The complexity of forms etc. is a judgement call between you and the assistant. I have filled name and address on simple forms and taken others away. There is no one rule. What is most efficient works. There are many jokes about filling in forms and going to back of queues....

  • I'm confused; are you suggesting that the lady should have to go through the queue twice? Once for a 5 second transaction to get the form, then again to hand in the form?
    – Doktor J
    May 25, 2018 at 3:48
  • "A customer who has to fill in a form, obviously needs to do this offline from the queue" -- why? If I am queing up to have something done which involves a form then I should finish my request (= fill in the form, and then the rest) in front of the agent. If i move aside this is just to let others make use of idle time.
    – WoJ
    May 25, 2018 at 15:47

Etiquette is a tricky business and there is no real correct answer here.

However I'm inclined to say you were in the wrong. Being from Glasgow, maybe we're more laidback than you fast paced Capital folk...

To me, this was a small act of kindness (giving up 30 seconds or so of your time, say?) to save another person spending another 10 minutes in a queue. We all have hectic lives and many things aren't worth fighting over, even if you feel slightly wronged. The slight wronging you initially would feel would quickly be replaced by the smugness of power when helping another human!

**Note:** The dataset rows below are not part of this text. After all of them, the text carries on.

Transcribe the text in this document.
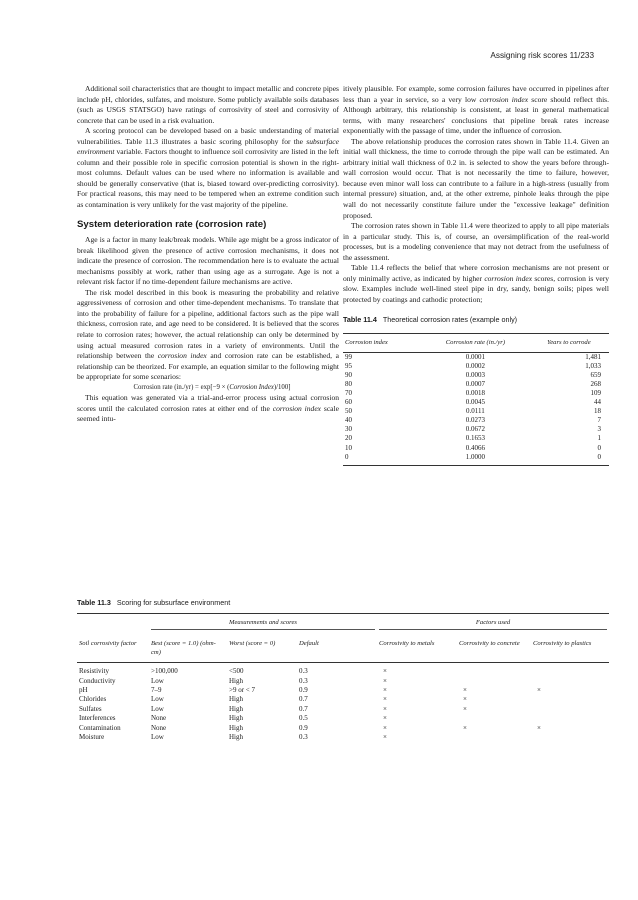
Assigning risk scores 11/233

Additional soil characteristics that are thought to impact metallic and concrete pipes include pH, chlorides, sulfates, and moisture. Some publicly available soils databases (such as USGS STATSGO) have ratings of corrosivity of steel and corrosivity of concrete that can be used in a risk evaluation.

A scoring protocol can be developed based on a basic understanding of material vulnerabilities. Table 11.3 illustrates a basic scoring philosophy for the subsurface environment variable. Factors thought to influence soil corrosivity are listed in the left column and their possible role in specific corrosion potential is shown in the right-most columns. Default values can be used where no information is available and should be generally conservative (that is, biased toward over-predicting corrosivity). For practical reasons, this may need to be tempered when an extreme condition such as contamination is very unlikely for the vast majority of the pipeline.

System deterioration rate (corrosion rate)

Age is a factor in many leak/break models. While age might be a gross indicator of break likelihood given the presence of active corrosion mechanisms, it does not indicate the presence of corrosion. The recommendation here is to evaluate the actual mechanisms possibly at work, rather than using age as a surrogate. Age is not a relevant risk factor if no time-dependent failure mechanisms are active.

The risk model described in this book is measuring the probability and relative aggressiveness of corrosion and other time-dependent mechanisms. To translate that into the probability of failure for a pipeline, additional factors such as the pipe wall thickness, corrosion rate, and age need to be considered. It is believed that the scores relate to corrosion rates; however, the actual relationship can only be determined by using actual measured corrosion rates in a variety of environments. Until the relationship between the corrosion index and corrosion rate can be established, a relationship can be theorized. For example, an equation similar to the following might be appropriate for some scenarios:

Corrosion rate (in./yr) = exp[−9 × (Corrosion Index)/100]

This equation was generated via a trial-and-error process using actual corrosion scores until the calculated corrosion rates at either end of the corrosion index scale seemed intu-

itively plausible. For example, some corrosion failures have occurred in pipelines after less than a year in service, so a very low corrosion index score should reflect this. Although arbitrary, this relationship is consistent, at least in general mathematical terms, with many researchers' conclusions that pipeline break rates increase exponentially with the passage of time, under the influence of corrosion.

The above relationship produces the corrosion rates shown in Table 11.4. Given an initial wall thickness, the time to corrode through the pipe wall can be estimated. An arbitrary initial wall thickness of 0.2 in. is selected to show the years before through-wall corrosion would occur. That is not necessarily the time to failure, however, because even minor wall loss can contribute to a failure in a high-stress (usually from internal pressure) situation, and, at the other extreme, pinhole leaks through the pipe wall do not necessarily constitute failure under the "excessive leakage" definition proposed.

The corrosion rates shown in Table 11.4 were theorized to apply to all pipe materials in a particular study. This is, of course, an oversimplification of the real-world processes, but is a modeling convenience that may not detract from the usefulness of the assessment.

Table 11.4 reflects the belief that where corrosion mechanisms are not present or only minimally active, as indicated by higher corrosion index scores, corrosion is very slow. Examples include well-lined steel pipe in dry, sandy, benign soils; pipes well protected by coatings and cathodic protection;

Table 11.4 Theoretical corrosion rates (example only)
Corrosion index	Corrosion rate (in./yr)	Years to corrode
99	0.0001	1,481
95	0.0002	1,033
90	0.0003	659
80	0.0007	268
70	0.0018	109
60	0.0045	44
50	0.0111	18
40	0.0273	7
30	0.0672	3
20	0.1653	1
10	0.4066	0
0	1.0000	0
Table 11.3 Scoring for subsurface environment

	Measurements and scores			Factors used		

Soil corrosivity factor	Best (score = 1.0) (ohm-cm)	Worst (score = 0)	Default	Corrosivity to metals	Corrosivity to concrete	Corrosivity to plastics
Resistivity	>100,000	<500	0.3	×		
Conductivity	Low	High	0.3	×		
pH	7–9	>9 or < 7	0.9	×	×	×
Chlorides	Low	High	0.7	×	×	
Sulfates	Low	High	0.7	×	×	
Interferences	None	High	0.5	×		
Contamination	None	High	0.9	×	×	×
Moisture	Low	High	0.3	×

Another point would be the socialist perspective of letting her skip the queue - this resulted in 20 people giving up 30 seconds each for her to save 10 minutes. A mere niggle for most people, yet a massive time saving for the skipper - who would be eternally thankful. The fact the queue is so long and they had already waited in it works in the skippers favour. Of course, if your POV is that you have a first come first served right to be there and your immediate satisfaction is worth making someone else wait a significant longer time than you is a valid viewpoint as well.

To me, assuming the skipper was polite, letting them in at the first available till seems like a no brainer. They have done their time, and it's affect on your day would be minuscule; yet would be a major inconvenience to the other person.

Edit: Furthermore, causing a public scene after the fact and 'elbowing' your way in front is very unbritish. The correct British response is to do nothing, tut and maybe turn in mock rage to the person standing behind you if you feel so strongly.

  • yes the rate race of London might have affected my better nature. It shouldn't have been such a big deal.